At Wermerskirchen and Blomquist we strive to provide cost-effective, individualized attention to your legal matters. We want you to feel secure, informed, and comfortable with each step in your case. Working out of Maple Grove, MN, we serve clients in the Twin Cities and the surrounding
area.
Here is some recently published information regarding our area's of practice:
--What is Potential Income in the context of child support?
Currently under Minnesota law, if a parent is voluntarily unemployed, underemployed, or employed on a less than full-time basis, or there is no direct evidence of any income, child support must be calculated based on a determination of potential income. Potential income can be calculated in one of three ways:
1. The parent's probable earnings level based on employment potential, recent work history, and occupational qualifications in light of prevailing job opportunities and earnings levels in the community.
2. If a parent is receiving unemployment compensation or workers' compensation, that parent's income may be calculated using the actual amount of the unemployment compensation or workers' compensation benefit received.
3. The amount of income a parent could earn working full time at 150 percent of the current federal or state minimum wage, whichever is higher.

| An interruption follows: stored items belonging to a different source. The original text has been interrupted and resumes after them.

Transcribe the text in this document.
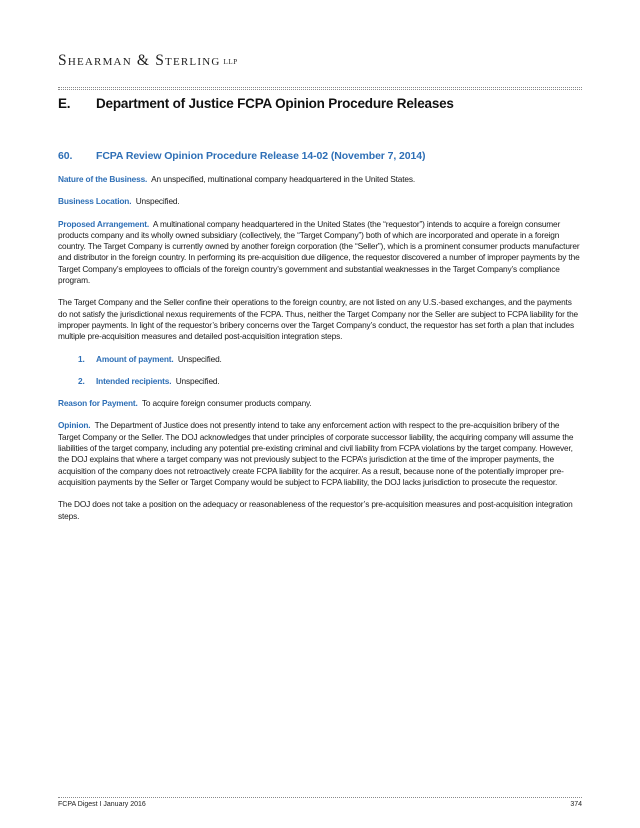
Shearman & Sterling LLP
E. Department of Justice FCPA Opinion Procedure Releases
60. FCPA Review Opinion Procedure Release 14-02 (November 7, 2014)

Nature of the Business. An unspecified, multinational company headquartered in the United States.

Business Location. Unspecified.

Proposed Arrangement. A multinational company headquartered in the United States (the “requestor”) intends to acquire a foreign consumer products company and its wholly owned subsidiary (collectively, the “Target Company”) both of which are incorporated and operate in a foreign country. The Target Company is currently owned by another foreign corporation (the “Seller”), which is a prominent consumer products manufacturer and distributor in the foreign country. In performing its pre-acquisition due diligence, the requestor discovered a number of improper payments by the Target Company’s employees to officials of the foreign country’s government and substantial weaknesses in the Target Company’s compliance program.

The Target Company and the Seller confine their operations to the foreign country, are not listed on any U.S.-based exchanges, and the payments do not satisfy the jurisdictional nexus requirements of the FCPA. Thus, neither the Target Company nor the Seller are subject to FCPA liability for the improper payments. In light of the requestor’s bribery concerns over the Target Company’s conduct, the requestor has set forth a plan that includes multiple pre-acquisition measures and detailed post-acquisition integration steps.

1. Amount of payment. Unspecified.
2. Intended recipients. Unspecified.

Reason for Payment. To acquire foreign consumer products company.

Opinion. The Department of Justice does not presently intend to take any enforcement action with respect to the pre-acquisition bribery of the Target Company or the Seller. The DOJ acknowledges that under principles of corporate successor liability, the acquiring company will assume the liabilities of the target company, including any potential pre-existing criminal and civil liability from FCPA violations by the target company. However, the DOJ explains that where a target company was not previously subject to the FCPA’s jurisdiction at the time of the improper payments, the acquisition of the company does not retroactively create FCPA liability for the acquirer. As a result, because none of the potentially improper pre-acquisition payments by the Seller or Target Company would be subject to FCPA liability, the DOJ lacks jurisdiction to prosecute the requestor.

The DOJ does not take a position on the adequacy or reasonableness of the requestor’s pre-acquisition measures and post-acquisition integration steps.

FCPA Digest I January 2016	374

The third method is likely the most common method used in child support calculations. However, a bill introduced in this legislative session would revise the third method of the potential income calculation instead to read: “the amount of income a parent could earn working 30 hours per week at 100% of the current federal or state minimum wage, whichever is higher.” This change could affect many child support calculations as it can mean a difference between $2,078 per month and $1,039 per month in potential income.
--How changes to the Minnesota parenting time law affects your parenting time
As of May 5th 2014, Minnesota Statute 518.17 subdivision 2 and Statute 518.175 subdivisions 1 and 5 have changed. How will this change in the law potentially affect your parenting time?
The changes in 518.17 subd. 2 make sure to explicitly write that there is no presumption that joint parenting is better than sole custody or vice versa except in cases of domestic abuse. The four relevant factors are kept the same from the old law in determining custody:
The ability of parents to cooperate in the rearing of their children;
Methods for resolving disputes regarding any major decision concerning the
life of the child, and the parents' willingness to use those methods;
Whether it would be detrimental to the child if one parent were to have sole
authority over the child's upbringing; and
Whether domestic abuse has occurred between the parents.
But now the law adds:
That one of these factors cannot be used to exclude the others; and
Disagreement over whether there should be joint or sole custody over a child does not constitute for inability to cooperate for factor 1.
The next change comes when there is a disagreement between the parents whether there should be joint or sole custody. The court must determine by looking at the facts what would be in the child’s best interest. This is a change from the previous law wherein the court only had to perform this task if it awarded joint custody.
The changes in 518.175 subd. 1 and 5 allow the court to change the original parenting time agreement. The court is now given the ability when issuing a parental time order to reserve the power to expand the parental time of one parent based on changes in the child’s best interest. The newest factor added to the list that will allow an increase of parental time is the change in developmental needs. For you this might mean that as the child gets older parenting time can change based off of their new needs at that stage in their life.
In the end, only time will tell how the court system will use the changes in this law to change parenting time. At Wermerskirchen & Blomquist, we have been testing this new language in our parenting time modification motions, and have had success both in increasing the amount of parenting time where appropriate, or defending against a motion to advocate that the parenting time order should not be changed.